Kubeflow Pipelines is a platform for deploying portable, scalable machine learning workflows on Kubernetes. This document walks through the steps to install and configure Kubeflow pipelines on a private OpenStack cloud platform.
The following steps walk through the configuration of GPU passthrough for a Kubernetes cluster running on OpenStack with Nvidia devices. If the Kubernetes deployment is already configured to enable GPUs please proceed to the [next section](## Install Kubeflow )
Follow platform specific mechanism for enabling GPUs on OpenStack Compute nodes.
Follow the Nvidia documentation to install and enable cuda-drivers and nvidia-container-runtime.
These steps can be run on any host and not necessarily on the Kubernetes cluster where you want to run your workloads.

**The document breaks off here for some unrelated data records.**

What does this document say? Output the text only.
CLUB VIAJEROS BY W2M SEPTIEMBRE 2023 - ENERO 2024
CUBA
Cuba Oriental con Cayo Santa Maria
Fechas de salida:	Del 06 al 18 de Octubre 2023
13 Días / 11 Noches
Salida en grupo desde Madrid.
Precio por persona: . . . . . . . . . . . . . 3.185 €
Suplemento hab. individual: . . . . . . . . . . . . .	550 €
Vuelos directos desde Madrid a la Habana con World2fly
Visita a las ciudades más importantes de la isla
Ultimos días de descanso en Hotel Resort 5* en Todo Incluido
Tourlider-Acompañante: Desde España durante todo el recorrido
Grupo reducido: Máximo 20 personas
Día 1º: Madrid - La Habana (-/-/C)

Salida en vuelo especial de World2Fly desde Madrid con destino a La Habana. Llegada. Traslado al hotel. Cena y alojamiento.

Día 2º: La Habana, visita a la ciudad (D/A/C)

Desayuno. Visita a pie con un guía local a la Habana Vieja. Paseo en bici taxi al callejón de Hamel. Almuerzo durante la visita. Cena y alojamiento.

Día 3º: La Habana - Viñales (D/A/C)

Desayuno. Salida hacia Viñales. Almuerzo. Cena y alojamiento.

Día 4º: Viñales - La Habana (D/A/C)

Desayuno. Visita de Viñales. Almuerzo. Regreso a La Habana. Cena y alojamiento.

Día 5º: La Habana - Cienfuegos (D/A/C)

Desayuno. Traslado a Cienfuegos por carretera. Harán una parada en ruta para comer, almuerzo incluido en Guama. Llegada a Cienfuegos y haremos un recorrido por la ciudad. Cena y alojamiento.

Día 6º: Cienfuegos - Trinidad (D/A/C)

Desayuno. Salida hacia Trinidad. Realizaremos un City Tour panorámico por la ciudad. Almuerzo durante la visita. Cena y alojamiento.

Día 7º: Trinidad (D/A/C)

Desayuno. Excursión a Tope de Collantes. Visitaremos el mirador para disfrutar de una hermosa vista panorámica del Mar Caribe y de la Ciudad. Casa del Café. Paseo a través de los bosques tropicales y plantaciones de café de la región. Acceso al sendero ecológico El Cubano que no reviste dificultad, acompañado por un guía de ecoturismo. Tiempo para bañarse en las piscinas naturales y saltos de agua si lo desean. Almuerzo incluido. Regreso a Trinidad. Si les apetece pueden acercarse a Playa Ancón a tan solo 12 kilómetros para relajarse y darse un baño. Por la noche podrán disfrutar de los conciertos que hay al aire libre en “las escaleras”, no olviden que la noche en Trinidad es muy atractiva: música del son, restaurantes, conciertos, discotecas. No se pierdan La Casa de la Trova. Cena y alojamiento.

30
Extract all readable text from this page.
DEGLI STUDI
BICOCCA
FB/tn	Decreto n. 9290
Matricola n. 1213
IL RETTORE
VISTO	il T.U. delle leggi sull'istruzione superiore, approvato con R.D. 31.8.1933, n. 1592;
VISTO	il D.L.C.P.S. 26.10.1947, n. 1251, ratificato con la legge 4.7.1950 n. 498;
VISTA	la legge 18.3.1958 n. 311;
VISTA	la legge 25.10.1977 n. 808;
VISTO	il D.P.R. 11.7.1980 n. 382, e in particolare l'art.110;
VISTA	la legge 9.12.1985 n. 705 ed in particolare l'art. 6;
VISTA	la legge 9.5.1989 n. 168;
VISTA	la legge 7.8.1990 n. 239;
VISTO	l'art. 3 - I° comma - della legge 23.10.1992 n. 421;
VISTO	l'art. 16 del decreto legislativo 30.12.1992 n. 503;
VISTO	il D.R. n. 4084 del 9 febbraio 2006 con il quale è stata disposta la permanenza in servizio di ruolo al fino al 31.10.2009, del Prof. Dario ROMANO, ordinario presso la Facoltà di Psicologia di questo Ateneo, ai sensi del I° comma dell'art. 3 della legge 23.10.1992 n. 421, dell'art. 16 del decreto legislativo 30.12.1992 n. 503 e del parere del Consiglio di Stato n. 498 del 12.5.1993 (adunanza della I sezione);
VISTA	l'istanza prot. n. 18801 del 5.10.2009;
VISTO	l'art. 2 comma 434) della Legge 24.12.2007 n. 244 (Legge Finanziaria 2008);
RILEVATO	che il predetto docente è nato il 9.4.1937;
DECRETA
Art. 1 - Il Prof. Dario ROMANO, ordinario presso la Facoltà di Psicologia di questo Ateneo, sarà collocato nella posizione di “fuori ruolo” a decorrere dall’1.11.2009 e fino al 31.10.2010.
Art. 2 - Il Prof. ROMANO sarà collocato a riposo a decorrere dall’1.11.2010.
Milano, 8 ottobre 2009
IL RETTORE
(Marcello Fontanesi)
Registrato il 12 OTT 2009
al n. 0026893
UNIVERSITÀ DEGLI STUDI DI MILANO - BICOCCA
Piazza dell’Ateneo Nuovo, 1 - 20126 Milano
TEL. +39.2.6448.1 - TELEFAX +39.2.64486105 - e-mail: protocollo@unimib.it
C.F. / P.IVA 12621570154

curl -L -O https://github.com/kubeflow/kubeflow/releases/download/v0.5.0/kfctl_v0.5.0_linux.tar.gz
tar xf kfctl_v0.5.0_linux.tar.gz
sudo mv kfctl /usr/bin/
rm -f kfctl_v0.5.0_linux.tar.gz
curl -L -O https://github.com/kubeflow/kubeflow/releases/download/v0.5.0/kfctl_v0.5.0_darwin.tar.gz (if running from Mac)
tar xf kfctl_v0.5.0_darwin.tar.gz
sudo mv kfctl /usr/bin/
rm -f kfctl_v0.5.0_darwin.tar.gz
alias python=python3
pip3 install https://storage.googleapis.com/ml-pipeline/release/0.1.17/kfp.tar.gz --upgrade
If running the DSL compiler and kfctl from a different host than the Kubernetes cluster, make sure you configure Kubeconfig to point to that cluster.
kf-demo is the name we are giving for our sample application. This can be replaced with any name of your choice.
export KFAPP=kf-demo
kfctl init ${KFAPP} --version e6a363a51a4963a624758c931b5a13e56d98d8e0
cd ${KFAPP}
kfctl generate k8s
kfctl apply k8s
Some of the steps in a Kubeflow pipeline may share common data. To facilitate sharing of data from one stage of the pipeline to the next, we need a persistent volume store that allows ReadWriteMany access. If your storage provisioner does not support ReadWriteMany, one solution is to deploy an NFS server using the ReadWriteOnce storage that is provided by the default storage provisioner. You can do it as follows:
helm repo update
helm install stable/nfs-server-provisioner --name kf --set=persistence.enabled=true,persistence.storageClass=standard,persistence.size=200Gi
Please note that the above assumes your default storage class is named standard. This is the case in GKE and some on-prem deployments. For AKS, the default storage class is named default
, so you need to run the following instead:
helm repo update
helm install stable/nfs-server-provisioner --name kf --set=persistence.enabled=true,persistence.storageClass=default,persistence.size=200Gi
Please see the nfs provisioner helm chart documentation for more configuration options.
Create the Persistent Volume Claims required for mysql and argo claims.
kubectl -n kubeflow apply -f pvc/
You are ready to deploy Kubeflow Pipelines at this point. Kubeflow Pipelines comes with built in examples that you can try out to get started.
The example we've used in the demo is similar to this tutorial and uses this model.